Basic syslog messages from the Secure Firewall Cloud Native lack much of the data that Cloud Cisco Secure Cloud Analytics needs to determine if events reported by the Secure Firewall Cloud Native indicate a threat. Netflow Secure Event Logging (NSEL) provides Secure Cloud Analytics with that data.

"A flow is defined as a unidirectional sequence of packets with some common properties that pass through a network device. These collected flows are exported to an external device, the NetFlow collector. Network flows are highly granular; for example, flow records include details such as IP addresses, packet and byte counts, timestamps, Type of Service (ToS), application ports, input and output interfaces, etc."1

The Secure Firewall Cloud Native supports NetFlow Version 9 services.
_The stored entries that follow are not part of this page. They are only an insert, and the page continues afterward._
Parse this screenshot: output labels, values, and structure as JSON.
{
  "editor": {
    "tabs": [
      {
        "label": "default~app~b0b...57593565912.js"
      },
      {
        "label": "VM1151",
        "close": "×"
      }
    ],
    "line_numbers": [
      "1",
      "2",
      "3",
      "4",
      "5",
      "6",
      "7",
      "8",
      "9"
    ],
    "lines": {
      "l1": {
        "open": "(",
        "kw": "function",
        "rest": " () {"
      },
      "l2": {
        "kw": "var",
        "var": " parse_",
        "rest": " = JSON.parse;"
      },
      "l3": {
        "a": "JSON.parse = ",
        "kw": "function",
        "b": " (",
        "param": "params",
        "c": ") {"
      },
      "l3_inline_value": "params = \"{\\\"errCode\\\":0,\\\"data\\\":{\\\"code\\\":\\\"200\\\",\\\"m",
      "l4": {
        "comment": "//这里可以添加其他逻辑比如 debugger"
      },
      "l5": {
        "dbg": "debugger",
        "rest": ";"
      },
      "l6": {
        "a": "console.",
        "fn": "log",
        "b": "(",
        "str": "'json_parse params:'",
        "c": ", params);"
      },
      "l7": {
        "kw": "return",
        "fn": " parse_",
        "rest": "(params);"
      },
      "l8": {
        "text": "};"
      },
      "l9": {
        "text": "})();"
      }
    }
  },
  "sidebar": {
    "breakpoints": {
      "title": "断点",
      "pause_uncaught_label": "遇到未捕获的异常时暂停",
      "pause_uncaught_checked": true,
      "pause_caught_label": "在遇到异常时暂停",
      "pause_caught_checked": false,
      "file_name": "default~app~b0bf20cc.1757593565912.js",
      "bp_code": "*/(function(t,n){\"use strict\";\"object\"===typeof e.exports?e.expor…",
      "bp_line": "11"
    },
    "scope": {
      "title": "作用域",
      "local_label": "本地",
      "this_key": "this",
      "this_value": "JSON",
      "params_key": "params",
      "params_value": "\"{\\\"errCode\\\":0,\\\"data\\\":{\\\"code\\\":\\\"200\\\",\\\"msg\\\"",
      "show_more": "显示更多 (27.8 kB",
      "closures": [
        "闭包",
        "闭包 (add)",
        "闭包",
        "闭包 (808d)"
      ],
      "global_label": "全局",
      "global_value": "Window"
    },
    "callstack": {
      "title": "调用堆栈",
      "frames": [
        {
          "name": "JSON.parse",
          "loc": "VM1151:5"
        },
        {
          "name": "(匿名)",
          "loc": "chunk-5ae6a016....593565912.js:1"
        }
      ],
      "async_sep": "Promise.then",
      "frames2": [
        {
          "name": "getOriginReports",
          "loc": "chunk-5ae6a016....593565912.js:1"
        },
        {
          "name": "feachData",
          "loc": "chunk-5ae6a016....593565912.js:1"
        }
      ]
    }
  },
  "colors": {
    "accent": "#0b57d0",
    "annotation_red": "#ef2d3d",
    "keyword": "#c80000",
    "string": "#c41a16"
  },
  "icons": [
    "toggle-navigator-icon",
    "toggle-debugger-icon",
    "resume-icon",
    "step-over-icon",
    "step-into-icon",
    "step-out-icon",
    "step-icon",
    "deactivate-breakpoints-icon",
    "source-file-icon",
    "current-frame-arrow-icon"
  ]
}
The Secure Firewall Cloud Native implementation of NSEL provides a stateful, IP flow tracking method that exports only those records that indicate significant events in a flow. In stateful flow tracking, tracked flows go through a series of state changes.

This documentation describes a straightforward approach to configuring NetFlow for your Secure Firewall Cloud Native devices using a set of commands in the configuration file. The Cisco NetFlow Implementation Guide provides an extremely detailed discussion of configuring NetFlow on the Secure Firewall Cloud Native and you may find it a valuable resource to accompany this content.